Endoscopy 2010; 42(1): 42-45
DOI: 10.1055/s-0029-1215379
Endoscopy essentials

© Georg Thieme Verlag KG Stuttgart · New York

Upper gastrointestinal tumors

K.  M.  A.  J.  Tytgat1
  • 1Department of Gastroenterology and Hepatology, Academic Medical Center, Amsterdam, The Netherlands
Further Information

Publication History

Publication Date:
04 December 2009 (eFirst)

No association between gastric fundic gland polyps and gastrointestinal neoplasia in a study of over 100 000 patients (Genta et al., Clin Gastroenterol Hepatol 2009 [1])

Fundic gland polyps (FGP) are known to occur with familial adenomatous polyposis coli. When they occur in a patient with no known history of familial polyposis, they are called “sporadic.” Some small European studies have reported a possible association between FGPs and colonic adenomas or even carcinomas, suggesting that every patient with sporadic FGP should undergo colonic surveillance [2]; and even we tell our trainees to biopsy at least one or the largest FGP to define a histopathologic diagnosis. Therefore, it is interesting to read this large retrospective study, designed and carried out in a diagnostic pathology center, which denies this association.

For this study, all gastric biopsies obtained from upper gastrointestinal endoscopies performed between April 1 2007 and March 31 2008 in hospitals from 36 different states, were reviewed (103 385 patients). From the same patients, all non-inflammatory or non-hamartomatous polyps or carcinomas obtained at same-day colonoscopies or metachronous colonoscopies were also reviewed (26 017 patients).

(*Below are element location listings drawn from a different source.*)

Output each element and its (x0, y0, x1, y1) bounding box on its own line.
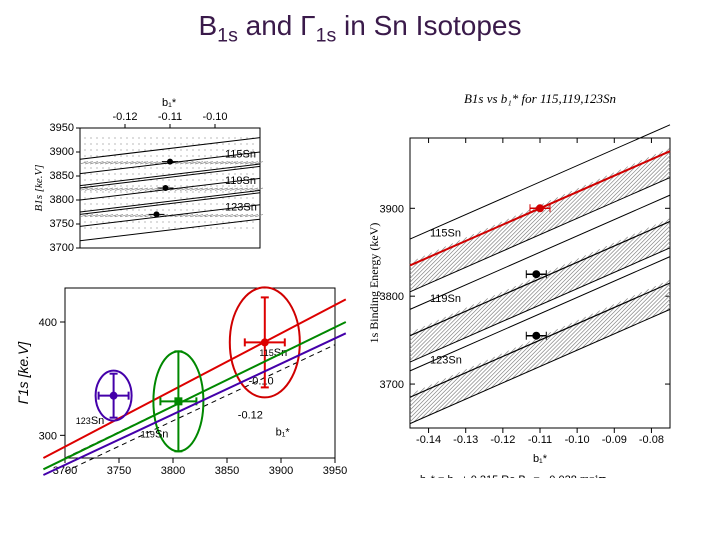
svg-text:b₁*: b₁* (276, 426, 291, 438)
svg-text:-0.09: -0.09 (602, 434, 627, 446)
svg-text:b₁*: b₁* (533, 453, 548, 465)
svg-text:119Sn: 119Sn (430, 293, 461, 305)
svg-text:-0.11: -0.11 (158, 111, 182, 123)
svg-text:400: 400 (39, 317, 57, 329)
svg-text:B1s [ke.V]: B1s [ke.V] (33, 164, 45, 211)
svg-text:300: 300 (39, 430, 57, 442)
svg-text:-0.14: -0.14 (416, 434, 441, 446)
svg-text:-0.10: -0.10 (202, 111, 227, 123)
svg-text:3700: 3700 (53, 465, 77, 477)
page-title: B1s and Γ1s in Sn Isotopes (0, 0, 720, 58)
svg-text:-0.12: -0.12 (238, 409, 263, 421)
svg-text:-0.12: -0.12 (490, 434, 515, 446)
svg-text:3950: 3950 (50, 122, 74, 134)
svg-text:-0.12: -0.12 (112, 111, 137, 123)
svg-text:b₁*: b₁* (162, 97, 177, 109)
svg-text:1s Binding Energy (keV): 1s Binding Energy (keV) (367, 222, 381, 343)
svg-text:3750: 3750 (107, 465, 131, 477)
svg-text:123Sn: 123Sn (76, 415, 105, 427)
svg-text:b₀* = b₀ + 0.215 Re B₀ = −0.02: b₀* = b₀ + 0.215 Re B₀ = −0.028 m⁻¹π (420, 474, 606, 478)
svg-text:123Sn: 123Sn (225, 201, 257, 213)
svg-text:3700: 3700 (380, 379, 404, 391)
svg-text:-0.13: -0.13 (453, 434, 478, 446)
svg-text:3850: 3850 (50, 170, 74, 182)
svg-text:123Sn: 123Sn (430, 354, 462, 366)
svg-text:3800: 3800 (50, 194, 74, 206)
svg-text:3900: 3900 (380, 203, 404, 215)
svg-text:119Sn: 119Sn (141, 428, 169, 440)
svg-text:3800: 3800 (161, 465, 185, 477)
svg-text:3900: 3900 (269, 465, 293, 477)
svg-text:B1s vs b₁* for 115,119,123Sn: B1s vs b₁* for 115,119,123Sn (464, 91, 616, 106)
svg-text:3750: 3750 (50, 218, 74, 230)
right-panel: B1s vs b₁* for 115,119,123Sn -0.14 -0.13 -0… (360, 58, 710, 498)
svg-text:115Sn: 115Sn (225, 148, 256, 160)
svg-text:119Sn: 119Sn (225, 175, 256, 187)
svg-text:-0.08: -0.08 (639, 434, 664, 446)
svg-text:115Sn: 115Sn (430, 227, 461, 239)
svg-text:3700: 3700 (50, 242, 74, 254)
svg-text:3950: 3950 (323, 465, 347, 477)
svg-text:3800: 3800 (380, 291, 404, 303)
svg-text:3850: 3850 (215, 465, 239, 477)
svg-text:-0.10: -0.10 (565, 434, 590, 446)
svg-text:Γ1s [ke.V]: Γ1s [ke.V] (15, 340, 31, 404)
left-panel: 370037503800385039003950300400B1s[ke.V]Γ… (10, 58, 360, 498)
svg-text:3900: 3900 (50, 146, 74, 158)
svg-text:-0.11: -0.11 (528, 434, 552, 446)
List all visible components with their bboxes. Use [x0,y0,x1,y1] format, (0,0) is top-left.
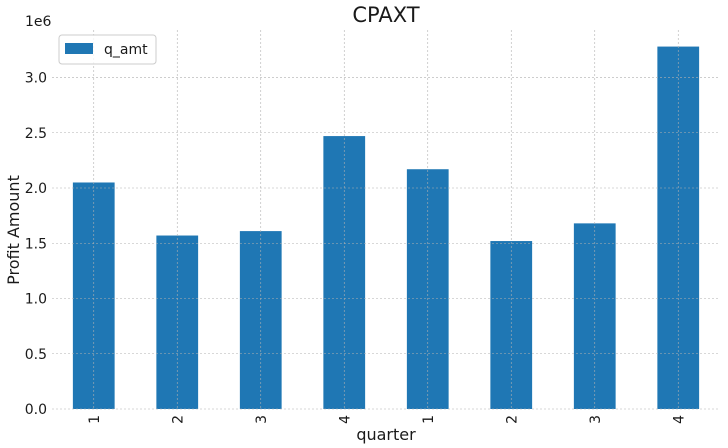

From the 103 385 patients undergoing endoscopy, only 6081 patients (5.9 %) had features of FGPs at biopsy. Remarkably, 67.8 % were detected in women. In six patients, low-grade epithelia was seen; no high-grade dysplasia or carcinoma was found. Furthermore, in none of these patients was synchronous gastric carcinoma found, nor adenomas or carcinoids.

Patient groups who had both gastroscopy and colonoscopy with biopsies were then defined. Two groups, one consisting of upper gastrointestinal endoscopies with, and one without, FGPs were then analyzed for the presence of colonic polyps and/or colonic carcinoma. For men, the rates of serrated polyps, adenomas, and neuro-endocrine tumors were no different between the group with or the group without FGPs at upper gastrointestinal endoscopy. However, the rate for colorectal carcinoma was only 0.3 % in men with FGPs at endoscopy compared with 1.4 % when no FGPs were biopsied. For women, there was no difference in the colorectal carcinoma rate in the FGP group compared with the non-FGP group (both 1.1 %). But the female FGP group did have a higher adenoma rate (42.3 %) when compared with the non-FGP group (33.8 %).

Although this study is by nature a retrospective study with limited clinical information, some conclusions and guidelines can be drawn. One, it does not seem necessary to biopsy FGPs in patients without familial polyposis, because no evidence for high-grade dysplasia or carcinoma was found. Second, for men, the presence of FGPs at upper gastrointestinal endoscopy does not warrant a colonoscopy to rule out adenomatous polyps or cancer. The higher prevalence of adenomatous polyps in the female group with FGPs could indicate the need for a screening colonoscopy. However, in the USA, screening colonoscopies at this age are undertaken anyway. Furthermore, no increase in colonic carcinoma was found. Although it is a pity that no clinical follow-up of these patient groups is available, it does seem safe to conclude that sporadic FGPs do not warrant histologic or colonoscopic follow-up.